Following the links of the total cost of life for chain
15 June 2018
Specifying higher quality mechanical power transmission products usually comes with a price premium. Of course, when specified correctly, this premium can be more than recouped by their longer working life and lower maintenance requirements. Plant engineers and machine designers are advised to look at the ‘total cost of ownership’ rather than the purchase price when buying components such as transmission chain.
Derek Mack, Sales Director at chain maker Tsubakimoto UK, says a few minutes lost production due to unexpected machine stoppage is often far more expensive than the extra cost of quality parts.
The developed nations of the western world currently are trying to break the cycle of consumption and disposal that has driven markets and economies for the last 50 or more years, but which are so detrimental to resource and ecology management. Like all ingrained habits this cycle is hard overcome, even though we know it is ultimately destructive to the planet.
This hasn’t always been the prevailing consumer attitude. Prior to mass-production techniques, nearly everything was built to last and over-engineering was the order of the day. However this made engineering components expensive and heavy; therefore inefficient in dynamic mechanisms. Clearly, then, there is a balance point where parts are optimally designed for a long, trouble-free working life without impacting on performance efficiency.
This optimised design concept leads to the idea of a calculable ‘total cost of ownership’ (TCO) or full life cost, which itself can be optimised for maximum effect.
Throughout the latter half of the 20th Century there has been a conflict in the plant and machinery engineering community. Plant operators want reliable, low maintenance machinery that runs and runs (i.e. quality parts), while OEMs want to build machines that they are competitive in the market (i.e. budget parts).
But things are changing: increasingly, operators are asking for quality parts in OEM machines and justifying their requests by citing TCO.
In its simplest form, TCO is the purchase price plus the costs related to maintenance procedures during the working lifetime of the product: in some cases it is appropriate to also add a cost for the installation procedure. In real life scenarios manufacturing environments will also have to account for the production lost during the time taken to carry out maintenance. This latter element can have a large effect on the bottom line when a quality part reduces the occurrence of maintenance downtime.
When considering chain, quality is designed in by using the best materials; manufacturing parts to exacting dimensional tolerances; heat treating links and pins with precision accuracy; and assembling them into finished chain with supreme care.
Unfortunately, quality chain does not look that different from budget chain, so engineers must make a point of learning which are the quality brands and which are not. Tsubaki is recognised the world over as the leading manufacturer of industrial chain. It maintains this position through constant R&D and always-improving its manufacturing. Further, it offers excellent support services for both MRO specialists and end-users and strives to form strong, supportive relationships with customers and users alike so that its expertise is available to all.

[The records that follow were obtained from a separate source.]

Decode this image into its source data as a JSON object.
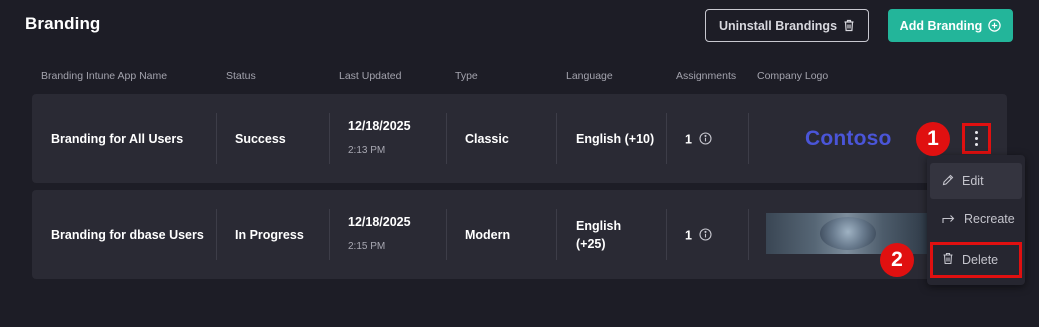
{
  "header": {
    "title": "Branding",
    "uninstall_label": "Uninstall Brandings",
    "add_label": "Add Branding"
  },
  "table": {
    "columns": [
      "Branding Intune App Name",
      "Status",
      "Last Updated",
      "Type",
      "Language",
      "Assignments",
      "Company Logo"
    ],
    "rows": [
      {
        "name": "Branding for All Users",
        "status": "Success",
        "date": "12/18/2025",
        "time": "2:13 PM",
        "type": "Classic",
        "language_line1": "English (+10)",
        "language_line2": "",
        "assignments": "1",
        "logo_text": "Contoso"
      },
      {
        "name": "Branding for dbase Users",
        "status": "In Progress",
        "date": "12/18/2025",
        "time": "2:15 PM",
        "type": "Modern",
        "language_line1": "English",
        "language_line2": "(+25)",
        "assignments": "1",
        "logo_text": ""
      }
    ]
  },
  "menu": {
    "items": [
      "Edit",
      "Recreate",
      "Delete"
    ]
  },
  "annotations": [
    "1",
    "2"
  ],
  "colors": {
    "background": "#1d1d26",
    "row": "#2a2a34",
    "accent": "#23b59a",
    "highlight": "#e01010",
    "contoso": "#4a55d8"
  },
  "icons": {
    "uninstall": "trash-icon",
    "add": "plus-circle-icon",
    "assignments": "info-icon",
    "row_menu": "kebab-menu-icon",
    "edit": "pencil-icon",
    "recreate": "share-arrow-icon",
    "delete": "trash-icon"
  }
}
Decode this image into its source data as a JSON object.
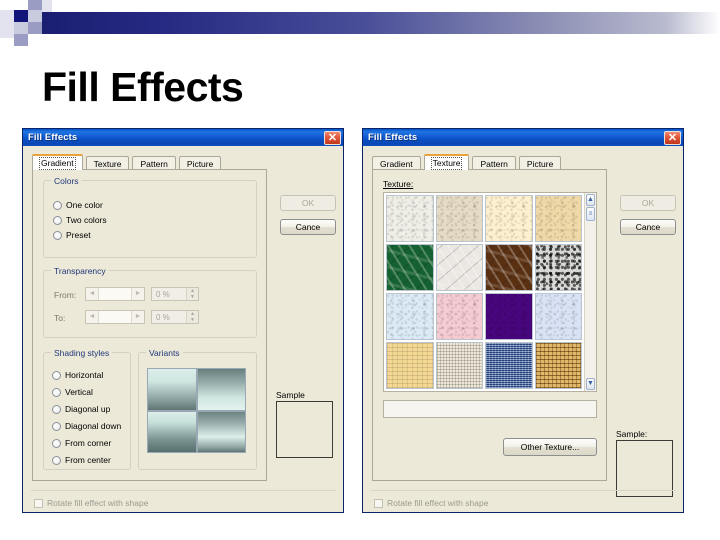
{
  "slide": {
    "title": "Fill Effects"
  },
  "header": {
    "accent_dark": "#13157a",
    "accent_mid": "#9a9cc4",
    "accent_light": "#c9cbdf",
    "accent_pale": "#e2e3ee",
    "bar_gradient_from": "#1b1f72",
    "bar_gradient_to": "#ffffff"
  },
  "dialog_gradient": {
    "title": "Fill Effects",
    "close_glyph": "✕",
    "tabs": [
      {
        "label": "Gradient",
        "active": true
      },
      {
        "label": "Texture",
        "active": false
      },
      {
        "label": "Pattern",
        "active": false
      },
      {
        "label": "Picture",
        "active": false
      }
    ],
    "colors_group": {
      "title": "Colors",
      "options": [
        {
          "label": "One color",
          "selected": false
        },
        {
          "label": "Two colors",
          "selected": false
        },
        {
          "label": "Preset",
          "selected": false
        }
      ]
    },
    "transparency_group": {
      "title": "Transparency",
      "from_label": "From:",
      "to_label": "To:",
      "from_value": "0 %",
      "to_value": "0 %",
      "left_arrow": "◄",
      "right_arrow": "►",
      "spin_up": "▲",
      "spin_down": "▼"
    },
    "shading_group": {
      "title": "Shading styles",
      "options": [
        {
          "label": "Horizontal",
          "selected": false
        },
        {
          "label": "Vertical",
          "selected": false
        },
        {
          "label": "Diagonal up",
          "selected": false
        },
        {
          "label": "Diagonal down",
          "selected": false
        },
        {
          "label": "From corner",
          "selected": false
        },
        {
          "label": "From center",
          "selected": false
        }
      ]
    },
    "variants_group": {
      "title": "Variants",
      "cells": [
        {
          "name": "variant-top-left",
          "gradient": "linear-gradient(to bottom, #dceee9 0%, #cfe6e1 30%, #8fa5a4 72%, #5f7675 100%)"
        },
        {
          "name": "variant-top-right",
          "gradient": "linear-gradient(to bottom, #67807e 0%, #8ea5a3 28%, #cfe6e1 70%, #e3f2ee 100%)"
        },
        {
          "name": "variant-bottom-left",
          "gradient": "linear-gradient(to bottom, #dcEEE9 0%, #c7e0db 26%, #79918f 70%, #56706e 100%)"
        },
        {
          "name": "variant-bottom-right",
          "gradient": "linear-gradient(to bottom, #6c8482 0%, #9db2b0 30%, #dcEEE9 62%, #8fa5a4 88%, #5f7675 100%)"
        }
      ]
    },
    "sample_label": "Sample",
    "buttons": {
      "ok": "OK",
      "ok_disabled": true,
      "cancel": "Cance"
    },
    "rotate_checkbox": {
      "label": "Rotate fill effect with shape",
      "checked": false,
      "disabled": true
    }
  },
  "dialog_texture": {
    "title": "Fill Effects",
    "close_glyph": "✕",
    "tabs": [
      {
        "label": "Gradient",
        "active": false
      },
      {
        "label": "Texture",
        "active": true
      },
      {
        "label": "Pattern",
        "active": false
      },
      {
        "label": "Picture",
        "active": false
      }
    ],
    "texture_label": "Texture:",
    "textures": [
      {
        "name": "newsprint",
        "base": "#efefe7",
        "style": "tex-noise"
      },
      {
        "name": "recycled-paper",
        "base": "#e6dcc6",
        "style": "tex-noise"
      },
      {
        "name": "parchment",
        "base": "#fdf0cf",
        "style": "tex-noise"
      },
      {
        "name": "sand",
        "base": "#efd9a8",
        "style": "tex-noise"
      },
      {
        "name": "green-marble",
        "base": "#156131",
        "style": "tex-marble"
      },
      {
        "name": "white-marble",
        "base": "#ebe7e2",
        "style": "tex-marble"
      },
      {
        "name": "brown-marble",
        "base": "#5a3012",
        "style": "tex-marble"
      },
      {
        "name": "granite",
        "base": "#d8d8d4",
        "style": "tex-speckle"
      },
      {
        "name": "blue-tissue",
        "base": "#dceaf6",
        "style": "tex-noise"
      },
      {
        "name": "pink-tissue",
        "base": "#f4ccd2",
        "style": "tex-noise"
      },
      {
        "name": "purple-mesh",
        "base": "#48067e",
        "style": "tex-noise"
      },
      {
        "name": "bouquet",
        "base": "#d9e3f5",
        "style": "tex-noise"
      },
      {
        "name": "papyrus",
        "base": "#f3d893",
        "style": "tex-paper"
      },
      {
        "name": "canvas",
        "base": "#e7e0cc",
        "style": "tex-weave"
      },
      {
        "name": "denim",
        "base": "#3c5f9e",
        "style": "tex-denim"
      },
      {
        "name": "woven-mat",
        "base": "#d2a24d",
        "style": "tex-basket"
      }
    ],
    "scrollbar": {
      "up_glyph": "▲",
      "down_glyph": "▼",
      "thumb_glyph": "≡"
    },
    "texture_name_value": "",
    "other_texture_button": "Other Texture...",
    "sample_label": "Sample:",
    "buttons": {
      "ok": "OK",
      "ok_disabled": true,
      "cancel": "Cance"
    },
    "rotate_checkbox": {
      "label": "Rotate fill effect with shape",
      "checked": false,
      "disabled": true
    }
  }
}
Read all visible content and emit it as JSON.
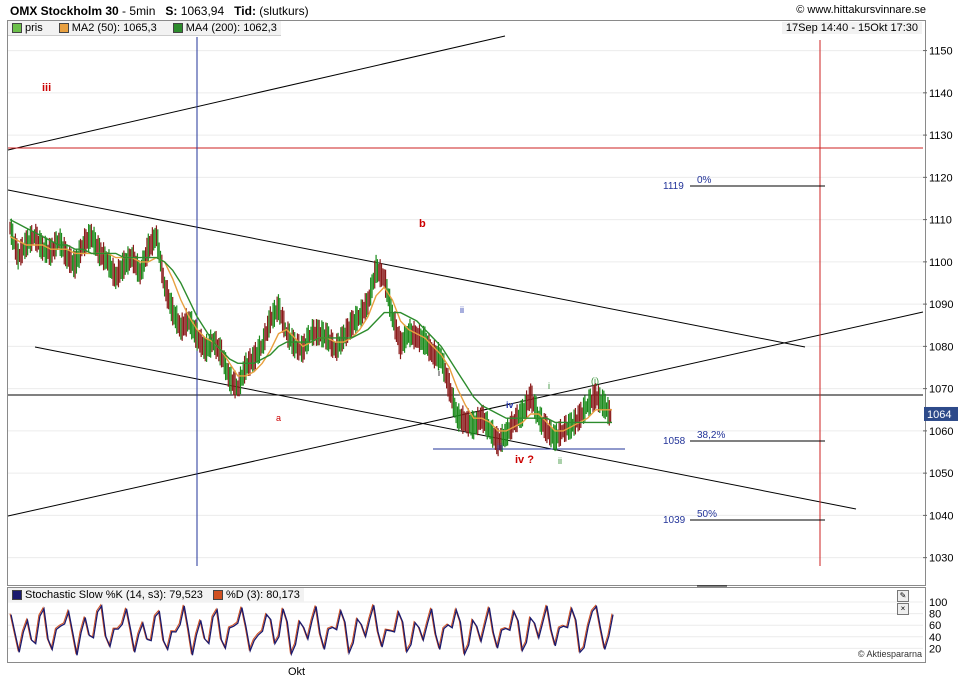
{
  "header": {
    "instrument": "OMX Stockholm 30",
    "interval": "5min",
    "last_label": "S:",
    "last_value": "1063,94",
    "time_label": "Tid:",
    "time_value": "(slutkurs)",
    "site": "© www.hittakursvinnare.se"
  },
  "legend": {
    "price": "pris",
    "ma_fast": "MA2 (50): 1065,3",
    "ma_slow": "MA4 (200): 1062,3",
    "period": "17Sep 14:40 - 15Okt 17:30"
  },
  "colors": {
    "price_up": "#1a8a1a",
    "price_down": "#8a1a1a",
    "ma_fast": "#e8a040",
    "ma_slow": "#2d8c2d",
    "trend": "#000000",
    "red_line": "#cc2222",
    "blue_line": "#223399",
    "stoch_k": "#1a1a6e",
    "stoch_d": "#d05020"
  },
  "stoch_legend": {
    "k": "Stochastic Slow %K (14, s3): 79,523",
    "d": "%D (3): 80,173"
  },
  "credit": "© Aktiespararna",
  "current_price_tag": "1064",
  "x_tick": "Okt",
  "fib_levels": [
    {
      "price": "1119",
      "label": "0%"
    },
    {
      "price": "1058",
      "label": "38,2%"
    },
    {
      "price": "1039",
      "label": "50%"
    }
  ],
  "wave_labels": [
    {
      "text": "iii",
      "color": "#cc0000"
    },
    {
      "text": "b",
      "color": "#cc0000"
    },
    {
      "text": "a",
      "color": "#cc0000"
    },
    {
      "text": "i",
      "color": "#000000"
    },
    {
      "text": "ii",
      "color": "#2233aa"
    },
    {
      "text": "iv",
      "color": "#2233aa"
    },
    {
      "text": "iii",
      "color": "#2233aa"
    },
    {
      "text": "iv ?",
      "color": "#cc0000"
    },
    {
      "text": "i",
      "color": "#2d8c2d"
    },
    {
      "text": "ii",
      "color": "#2d8c2d"
    },
    {
      "text": "(i)",
      "color": "#2d8c2d"
    }
  ],
  "chart_data": {
    "type": "line",
    "title": "OMX Stockholm 30 - 5min",
    "y_ticks": [
      1030,
      1040,
      1050,
      1060,
      1070,
      1080,
      1090,
      1100,
      1110,
      1120,
      1130,
      1140,
      1150
    ],
    "ylim": [
      1024,
      1157
    ],
    "x_range": [
      "17Sep 14:40",
      "15Okt 17:30"
    ],
    "series": [
      {
        "name": "pris",
        "values": [
          1108,
          1101,
          1104,
          1106,
          1103,
          1102,
          1105,
          1101,
          1099,
          1104,
          1106,
          1102,
          1100,
          1096,
          1099,
          1101,
          1097,
          1103,
          1106,
          1094,
          1088,
          1084,
          1086,
          1082,
          1079,
          1081,
          1078,
          1072,
          1070,
          1075,
          1077,
          1080,
          1086,
          1089,
          1083,
          1080,
          1079,
          1083,
          1083,
          1082,
          1079,
          1082,
          1085,
          1087,
          1090,
          1098,
          1096,
          1087,
          1080,
          1083,
          1082,
          1081,
          1078,
          1077,
          1070,
          1063,
          1062,
          1061,
          1063,
          1060,
          1057,
          1059,
          1062,
          1064,
          1068,
          1063,
          1060,
          1058,
          1060,
          1061,
          1063,
          1066,
          1068,
          1066,
          1063
        ]
      },
      {
        "name": "MA2 (50)",
        "values": [
          1106,
          1105,
          1104,
          1104,
          1104,
          1103,
          1103,
          1103,
          1102,
          1102,
          1102,
          1102,
          1102,
          1101,
          1101,
          1101,
          1100,
          1100,
          1101,
          1100,
          1096,
          1091,
          1087,
          1084,
          1082,
          1081,
          1079,
          1076,
          1073,
          1073,
          1074,
          1076,
          1079,
          1083,
          1084,
          1082,
          1080,
          1081,
          1082,
          1082,
          1081,
          1081,
          1082,
          1084,
          1087,
          1092,
          1094,
          1091,
          1086,
          1084,
          1083,
          1082,
          1080,
          1078,
          1075,
          1070,
          1066,
          1063,
          1063,
          1062,
          1060,
          1060,
          1061,
          1062,
          1064,
          1064,
          1062,
          1060,
          1060,
          1061,
          1062,
          1063,
          1065,
          1065,
          1065
        ]
      },
      {
        "name": "MA4 (200)",
        "values": [
          1110,
          1109,
          1108,
          1107,
          1106,
          1105,
          1104,
          1104,
          1103,
          1103,
          1102,
          1102,
          1102,
          1102,
          1101,
          1101,
          1101,
          1101,
          1101,
          1100,
          1098,
          1095,
          1091,
          1087,
          1084,
          1081,
          1079,
          1077,
          1076,
          1076,
          1076,
          1077,
          1078,
          1080,
          1081,
          1081,
          1081,
          1081,
          1082,
          1082,
          1082,
          1082,
          1082,
          1083,
          1084,
          1086,
          1088,
          1088,
          1088,
          1087,
          1086,
          1084,
          1082,
          1080,
          1077,
          1074,
          1071,
          1068,
          1066,
          1065,
          1064,
          1063,
          1063,
          1063,
          1063,
          1063,
          1063,
          1062,
          1062,
          1062,
          1062,
          1062,
          1062,
          1062,
          1062
        ]
      }
    ],
    "stochastic": {
      "y_ticks": [
        20,
        40,
        60,
        80,
        100
      ],
      "ylim": [
        0,
        100
      ],
      "k_values": [
        80,
        15,
        70,
        30,
        90,
        20,
        60,
        85,
        10,
        75,
        40,
        95,
        25,
        55,
        90,
        15,
        65,
        35,
        85,
        20,
        50,
        95,
        10,
        70,
        30,
        88,
        22,
        60,
        92,
        18,
        45,
        80,
        30,
        90,
        12,
        68,
        38,
        94,
        20,
        58,
        86,
        14,
        72,
        42,
        96,
        24,
        52,
        84,
        16,
        66,
        36,
        90,
        20,
        62,
        88,
        12,
        70,
        34,
        92,
        22,
        56,
        85,
        18,
        74,
        40,
        95,
        26,
        60,
        90,
        15,
        60,
        94,
        20,
        80
      ]
    }
  }
}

Tsubaki offers chain in a wide range of sizes and formats so that it meets the needs of the widest possible user base.
TCO has always been a prime concern for Tsubaki and its engineers identify unexpected downtime, early failure and frequent replacement as major contributors to uncertainties in TCO calculation. These can all be reduced by the use of quality chain which leads to less likelihood of lost production.
With over 100 years of company history, Tsubaki has honed it philosophy of ‘quality counts’ over many individual experiences. For example, a confectionary producer was experiencing frequent stoppages due to chain failure, so they asked Tsubaki to replace their chain drives with a quality alternative, in the first year of operation this achieved savings of over £130,000. Elsewhere Tsubaki has helped a steel mill save over £100,000p.a., while a car manufacturer is £230,000p.a. better off thanks to upgrades in chain quality.
To sum up, there are some simple rules that will go a long way to managing TCO. Perhaps the most important one is to buy quality chain, either directly from the manufacturer or through a reputable third party – cheap chain is nearly always a false economy. It is also important to select the most appropriate size and style of chain – and don’t be afraid to ask for advice from a chain expert. It is always worth considering a lube-free option such as Tsubaki's Lambda chain which requires less maintenance and may save more money as it reduces cleaning needs caused by manual relubrication processes.
Next, at installation and re-installation, make sure to check the tension, alignment, and if appropriate load sharing over multiple chains; in fact, it is a good idea to double check it or to get a colleague to check your work. And finally, don’t immediately comply with the accounts department if they suggest buying cheap chain; instead take the opportunity to explain how TCO relates to chain.
Society at large is now addressing the false economies of disposable consumer products and as such is following those engineers who manage TCO through the use of quality chain.